Here are some ideas I had for my project this semester.
- One idea would be to try to develop a way of visualizing the establishment of clichés over time—especially ones that originate in quotations from literary texts. It would be possible to track the histories of relatively short clichés using the Google Ngrams data set, although that would require Big Data-level computing. I could also do this on a smaller scale (and with a lot more flexibility) using the just-released EEBO-TCP corpus, which includes manually transcribed versions of over 25,000 early modern English books.
- I might try to do something with computerized outlining tools. The work that I’ve done so far is way on the complicated side, so in the spirit of this class it might be useful to try to come up with a minimal viable product. In an ordinary outline, one line might be indented beneath another for any number of reasons—it might expand on an idea, provide an example, give a possible counterargument, etc. By including symbols that make these relationships explicit, it is possible to manipulate the structure using a computer—something that can be used, for instance, to play around with different possible structures for a paper in an interactive way.
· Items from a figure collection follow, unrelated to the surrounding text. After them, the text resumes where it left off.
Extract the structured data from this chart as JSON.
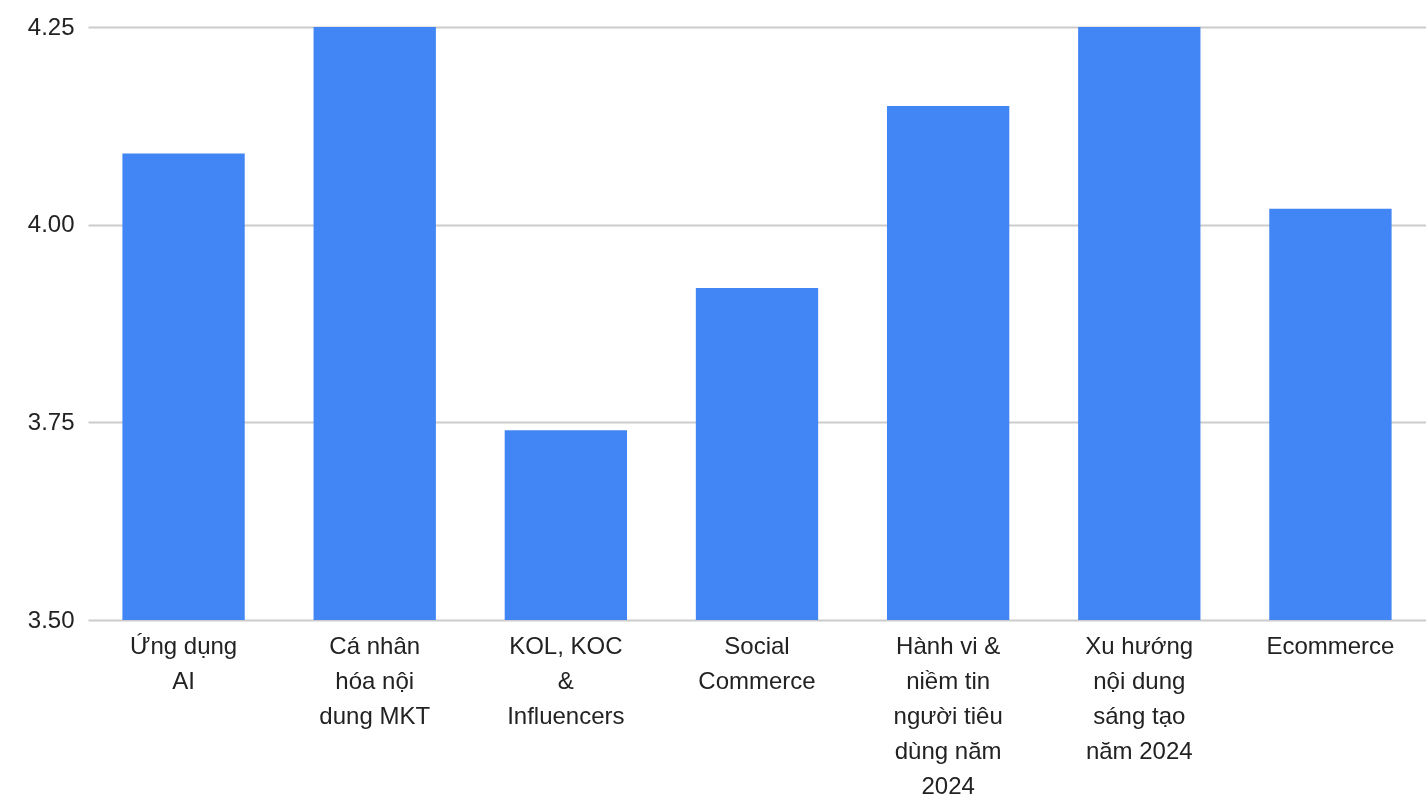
{
  "chart_data": {
    "type": "bar",
    "categories": [
      "Ứng dụng AI",
      "Cá nhân hóa nội dung MKT",
      "KOL, KOC & Influencers",
      "Social Commerce",
      "Hành vi & niềm tin người tiêu dùng năm 2024",
      "Xu hướng nội dung sáng tạo năm 2024",
      "Ecommerce"
    ],
    "values": [
      4.09,
      4.25,
      3.74,
      3.92,
      4.15,
      4.25,
      4.02
    ],
    "color": "#4285f4",
    "ylim": [
      3.5,
      4.25
    ],
    "yticks": [
      {
        "value": 3.5,
        "label": "3.50"
      },
      {
        "value": 3.75,
        "label": "3.75"
      },
      {
        "value": 4,
        "label": "4.00"
      },
      {
        "value": 4.25,
        "label": "4.25"
      }
    ],
    "grid": "y"
  }
}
- I’ve been toying around with the idea of developing a programming environment specifically designed for working with texts. There was an attempt to create a programming language for humanists way back in 1970, but nothing this century as far as I know. We have mostly picked up general-purpose languages like Python. But some of the basic operations that we have to do in manipulating texts—stripping tags, parsing document structures, tokenizing—can be awkward in these systems, and it can be difficult to the user to tell whether these operations are working right with a particular body of text. It would be much easier to work in an environment with immediate feedback. Imagine having your code on one side of the screen and a visualization of a text on the other, with annotations that indicate how the text is being chopped up, and that change immediately when you change the code. This project would constitute a desktop application along with either an interpreter for a new programming language or a library for an existing one that includes functions for the interactive manipulation of texts.